The Washington Times-Herald

Community News Network

June 28, 2013

‘I loved him’: Officer says only option was to shoot canine partner

A K-9 police officer in Hanceville, Ala. said he had no other option than to shoot his canine companion after the dog attacked him  Monday afternoon.

Officer Anthony Childress was in a park in Hanceville training Ichi Bon, a Belgian Malinois, when the dog attacked him. Childress was hospitalized and underwent surgery after he shot and killed the canine.

“I do not think he thought he was biting me, I think he was just going through emotions, training and using his instincts, it was a tragic accident,” Childress said. “I loved him. He was my partner and my best friend. I hate that’s what I had to do, but I did have to. It bothers me that there are so many naysayers about the accident, who do not know either of our personalities. I’m the one who lost my best friend and partner.”

A taser was not an option for Childress, as he does not carry one.

“I don’t have a taser. Some officers do have them, but not everyone,” Childress said. “The department doesn’t have the money to purchase those for everyone.”

Training for the dog could take place five days a week. Childress said and he could be found with Ichi Bon at C.W. Day Park any given day.

“We would go into an enclosed baseball field with high fences away from everyone else,” Childress said. “We were out there just about everyday, and 4-5 times a day training 15-20 minutes each time. You train the dog for small increments and then you let him rest. Anything from sniffing narcotics to keep him sharp, obedience drills, and then letting him be a dog by throwing a stick. After training, we always follow with something fun.”

Childress said he had a toy that he often plays with as part of the reward following the training.

“I incorporate discipline by throwing the ball and the stick, letting him bring it back, making him wait and doing it again so we can end on a happy note,” Childress said. “He had already finished the drug and obedience training. I had dropped the toy when we were playing and it fell away from me and I guess he didn’t see where it went and thought I put it in my pocket where my wallet was. When he bit my leg where the wallet was, the tendon on the back of my leg buckled and I fell away from the toy and that’s when he went into attack mode and it was just a bad sequence of events.”

After biting his leg and causing him to fall, Childress said the dog circled around him and attacked his head.

“I trusted my dog with my life all the way up until the end,” Childress said. “I wish it didn’t happen, but it did and I’m heartbroken over it. He was a working dog and I knew what I was getting into when I took the position and the chance of him biting me, just like we know what we’re getting into as policemen. I’m not upset that I got hurt, I knew it could happen. I’m just upset that I had to put down my best friend and partner.”
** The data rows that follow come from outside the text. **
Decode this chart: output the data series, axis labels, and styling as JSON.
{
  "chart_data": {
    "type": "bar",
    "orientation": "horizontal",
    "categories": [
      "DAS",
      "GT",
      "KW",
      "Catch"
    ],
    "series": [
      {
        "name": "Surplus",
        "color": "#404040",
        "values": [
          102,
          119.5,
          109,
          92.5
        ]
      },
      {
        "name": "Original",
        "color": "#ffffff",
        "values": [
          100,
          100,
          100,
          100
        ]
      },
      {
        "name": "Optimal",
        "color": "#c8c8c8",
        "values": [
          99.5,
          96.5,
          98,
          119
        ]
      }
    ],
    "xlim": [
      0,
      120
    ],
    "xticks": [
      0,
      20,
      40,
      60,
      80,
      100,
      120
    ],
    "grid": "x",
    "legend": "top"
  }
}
Childress said when traveling through crowds, Ichi Bon would have a muzzle on because he sees the world differently than humans.

“He was a working dog and sometimes if someone hugged me or shook my hand, he would interpret it the wrong way,” Childress said. “I had a friend of mine pat me on the back and he was barking from the car and I had to console him and tell him I was okay. The muzzle was for everyone’s safety.”

Ichi Bon was sent to be tested for rabies. Childress confirmed the dog was up to date on his shots and medications.

Story provided by The Cullman Times.